Errors or omissions in a drawing can result in serious consequences which can manifest themselves into confusion and disagreement, delays, additional costs and ultimately disputes. These problems can be avoided by ensuring that those who undertake measured surveys are adequately trained and supervised. It would be very unwise to assume that undertaking a measured survey is a simple process and a skill that everyone should naturally have. This is because buildings differ significantly in size, construction and form and the amount of information needed will vary depending on the scope of the project. One thing however that is for certain is that undertaking a measured survey is far more than just obtaining dimensions! A common issues I often found with my surveyors when undertaking an internal measured survey would be that they would sometimes miss key information such as floor to ceiling heights, window cill height, joist direction, services intake of a building, diagonal check measurements and sometimes even forgetting to note wall construction. If a re-visit is necessary to collect missing information then this will be a cost to the business and can impact on profitability.

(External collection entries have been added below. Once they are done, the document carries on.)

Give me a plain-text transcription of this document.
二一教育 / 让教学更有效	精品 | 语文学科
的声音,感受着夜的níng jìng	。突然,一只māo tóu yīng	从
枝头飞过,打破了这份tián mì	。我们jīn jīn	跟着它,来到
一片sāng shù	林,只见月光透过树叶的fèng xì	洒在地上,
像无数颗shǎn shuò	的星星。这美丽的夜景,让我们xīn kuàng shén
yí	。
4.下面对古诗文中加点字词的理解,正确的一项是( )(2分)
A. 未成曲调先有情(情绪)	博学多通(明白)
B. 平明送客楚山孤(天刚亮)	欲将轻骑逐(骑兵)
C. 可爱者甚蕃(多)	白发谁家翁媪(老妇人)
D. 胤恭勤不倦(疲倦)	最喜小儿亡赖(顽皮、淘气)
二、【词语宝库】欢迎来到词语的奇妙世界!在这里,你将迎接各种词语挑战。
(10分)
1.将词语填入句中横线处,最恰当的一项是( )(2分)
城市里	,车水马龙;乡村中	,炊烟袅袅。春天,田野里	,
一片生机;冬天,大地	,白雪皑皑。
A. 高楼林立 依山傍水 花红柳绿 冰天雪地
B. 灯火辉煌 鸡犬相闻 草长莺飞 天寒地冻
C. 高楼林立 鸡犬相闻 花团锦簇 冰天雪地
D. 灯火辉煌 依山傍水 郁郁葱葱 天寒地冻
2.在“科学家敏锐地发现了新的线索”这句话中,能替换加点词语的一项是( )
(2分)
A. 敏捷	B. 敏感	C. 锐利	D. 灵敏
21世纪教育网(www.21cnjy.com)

Whilst undertaking a measured survey on site the Surveyor must appreciate that either they, or maybe somebody else like an Architectural Technologist will have to interpret the information that has been collected on site in order to prepare the drawings. Many times I have witnessed Surveyors and Technologists look with complete dismay at a piece of paper in the office that has been given to them by someone who has undertaken a measured survey. This is because what they are looking at is a rain drenched, smudged, excuse for a drawing that is so 'busy' with lines, dimensions and other information that it is difficult to tell the difference between each!, and they are expected to produce an accurate drawing from this!
To help minimise omissions and errors in drawings there are some simple basic techniques that can be very useful when undertaking measured surveys. Firstly, I always advised my Surveyors to draw the building footprint (in pencil) first, before taking any dimensions, The pencil could then be overdrawn in pen later. This would ensure that the drawing was well proportioned and avoid 'squashing' information into a small corner of a piece of paper, because there is no room left on the sheet, toward the end of the survey. Next, use different colour pens for recording information. It is much easier to interpret a drawing if say the building outline is in black, dimensions are in red, construction details are in green, sockets, switches and radiators are in blue etc. Next, when using measuring tapes particularly for longer distances, ensure that there are no twists in the tape and that it is a tight as possible to avoid deflection. Surveyors must also ensure that dimensions are taken at the same height. For example is one Surveyor is holding the tape just above the skirting board and at the other end the Surveyor is holding the tape half way up the wall this could result in a significant inaccuracy in a single dimension.
The importance of a comprehensive and accurate measured survey cannot be understated, which can only be achieved through appropriate training and supervision. Organisations should ignore this at their peril!